ECLI:NL:RVS:2025:4565
Raad van State
- Hoger beroep
- Rechtspraak.nl
Hoger beroep tegen de uitspraak van de rechtbank Den Haag inzake bewaring van appellant door de minister van Asiel en Migratie
In deze zaak gaat het om het hoger beroep van appellant tegen een uitspraak van de rechtbank Den Haag, die op 13 mei 2025 het beroep van appellant ongegrond verklaarde.
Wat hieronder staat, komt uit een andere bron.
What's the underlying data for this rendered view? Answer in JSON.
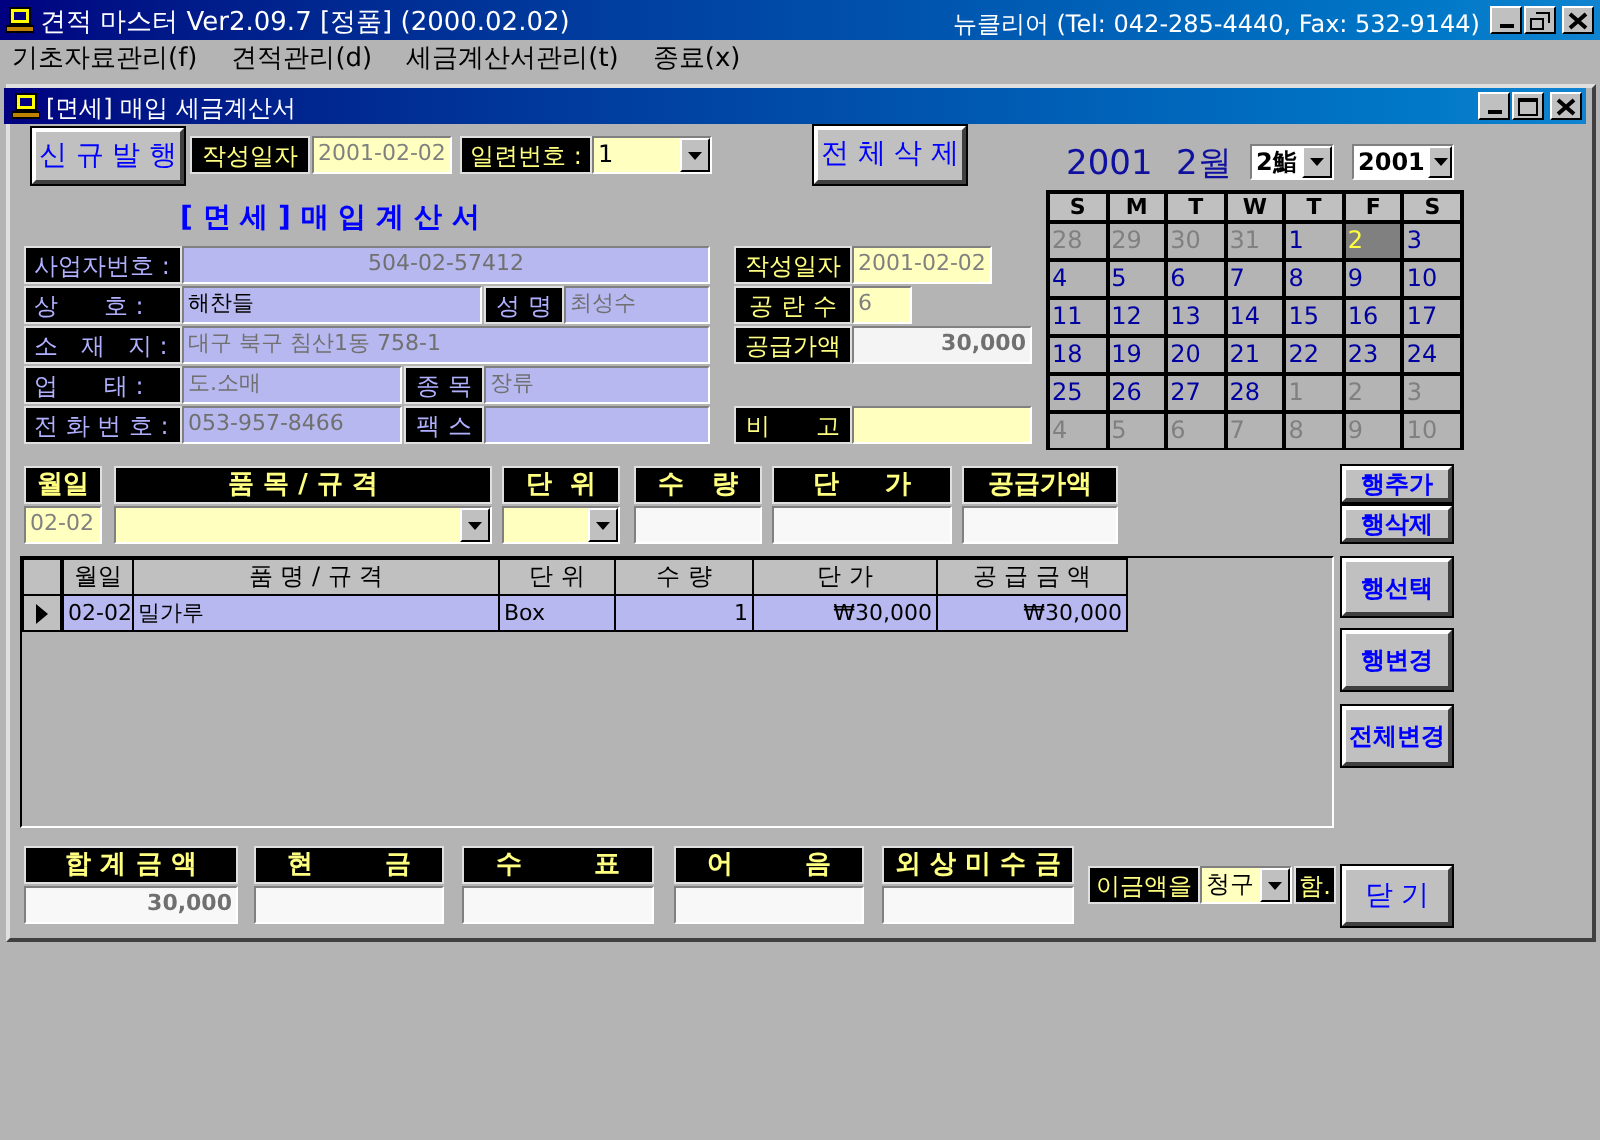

Appellant was in bewaring gesteld door de minister van Asiel en Migratie op 18 april 2025. De rechtbank oordeelde dat de bewaring rechtmatig was en wees het verzoek om schadevergoeding af. Appellant, vertegenwoordigd door mr. R.M. Seth Paul, heeft hoger beroep ingesteld tegen deze uitspraak.
De Afdeling bestuursrechtspraak van de Raad van State heeft op 26 september 2025 uitspraak gedaan. Het hoger beroep werd ongegrond verklaard, omdat het geen nieuwe vragen bevatte die relevant zijn voor de rechtseenheid of rechtsontwikkeling. De Afdeling bevestigde de eerdere uitspraak van de rechtbank en oordeelde dat er geen reden was om de bewaring onrechtmatig te achten. De minister van Asiel en Migratie hoeft geen proceskosten te vergoeden.
De uitspraak is gedaan met toepassing van artikel 8:54, eerste lid, van de Algemene wet bestuursrecht. De Afdeling heeft geen aanleiding gezien om af te wijken van eerdere uitspraken over vergelijkbare rechtsvragen, zoals de uitspraak van 4 september 2025, ECLI:NL:RVS:2025:4255, die betrekking had op de rechtmatigheid van een ophouding na strafrechtelijke detentie. De beslissing werd vastgesteld door mr. J.M. Willems, lid van de enkelvoudige kamer, in tegenwoordigheid van mr. A.M. van Meurs-Heuvel, griffier.